Twelve months later, after a change of political control, the council’s Labour administration is fighting to have the Washwood Heath depot scheme scrapped on the grounds that it will create a relatively small number of jobs while mothballing Birmingham’s largest industrial development site for decades.

In an unusual policy reversal, a project that was welcomed and described as a significant boost for a depressed area is regarded now as a clumsy strategic error that threatens to stand in the way of major job creation schemes.

A cabinet meeting today was invited to back a two-pronged approach to Government.

On the one hand to strongly support the proposed HS2 line between Euston and Birmingham, which will be a “significant catalyst for economic regeneration”, particularly in Digbeth where a high speed rail terminal is planned.
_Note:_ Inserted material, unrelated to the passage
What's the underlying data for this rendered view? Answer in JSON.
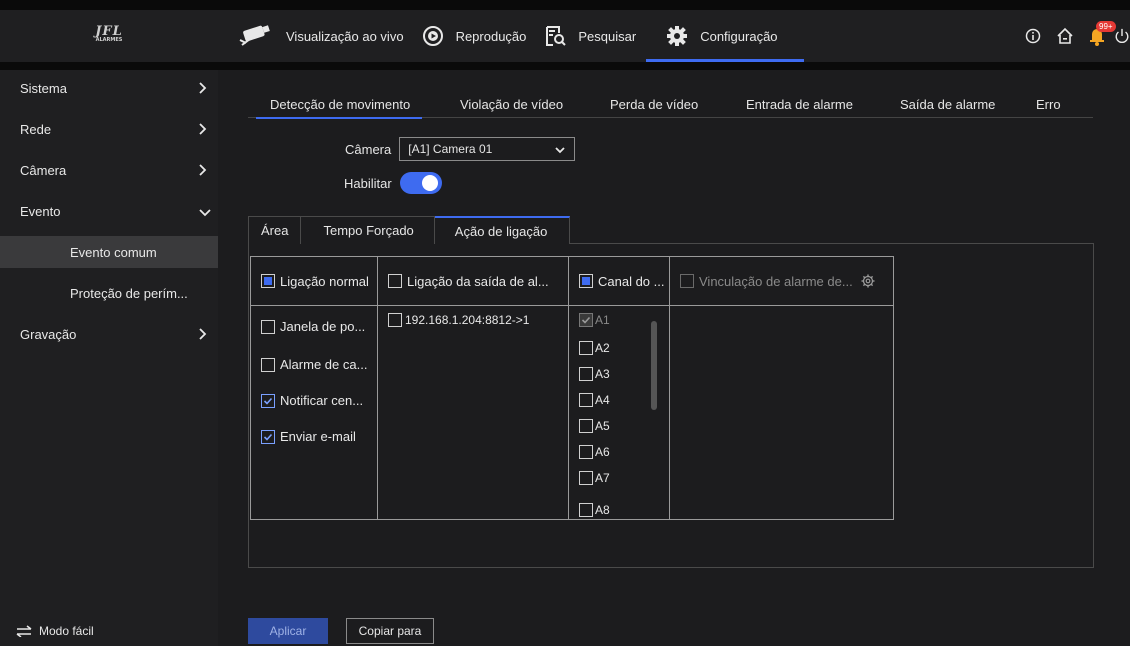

On the other hand: we don’t want the maintenance depot, thank you very much.

These tactics are supported by MPs whose constituencies are in or bordering Washwood Heath.

Hodge Hill MP Liam Byrne and his Labour colleagues representing Erdington and Ladywood, Jack Dromey and Shabana Mahmood, have responded to a formal consultation about HS2 by demanding that the maintenance depot is built elsewhere in the West Midlands.

Reserving the 64 hectare site for HS2 purposes will blight the land and cause “immense and irreversible damage” to the economic prospects of east Birmingham, according to the MPs, who set out their views to the city council in a letter.

They argue that the site, now in the hands of finance institution AXA and property giants St Modwen, could generate 5,700 jobs on-site and a further 1,600 indirectly based on interest shown by developers. But the potential of 7,300 jobs in an area of Birmingham where unemployment is four times the national average would be lost for decades if the Government agrees to reserve the land for HS2, according to the MPs.

They also claim that Birmingham would be forced to identify alternative land in the green belt for compensatory industrial development if the LDV/Alstom site is reserved for the HS2 project.

The letter states: “The cost of safeguarding Washwood Heath is not just the loss of 64 hectares from

the green belt but a failure to address the employment needs of Birmingham in a sustainable manner where jobs are created where they are accessible to the workforce, and where physical

regeneration would benefit an acutely deprived community.”

An HS2 maintenance depot would create about 400 jobs on the vast site and would not open until 2026 at the earliest. The campaign to force a change of is backed by Birmingham City Council leader Sir Albert Bore, who wants to use the land for high-tech, low carbon motor industry research and manufacturing, with Jaguar Land Rover a likely tenant.

UK Mail has told the council it wishes to invest up to £25 million in its plant at Washwood Heath but is unwilling to do so while the threat of land being compulsorily purchased by HS2 is present.

Sir Albert Bore said: “There is a significant concern about the overall impact on employment land and subsequent implications for the city’s economy and potential for job creation. Overall there is a shortage of employment land in the city, and the blighting of land will create uncertainty and is likely to deter investment.”

The council is also protesting at compensation arrangements for householders and owners of properties in Birmingham near to the HS2 line which are said to be not as generous as those proposed for rural areas.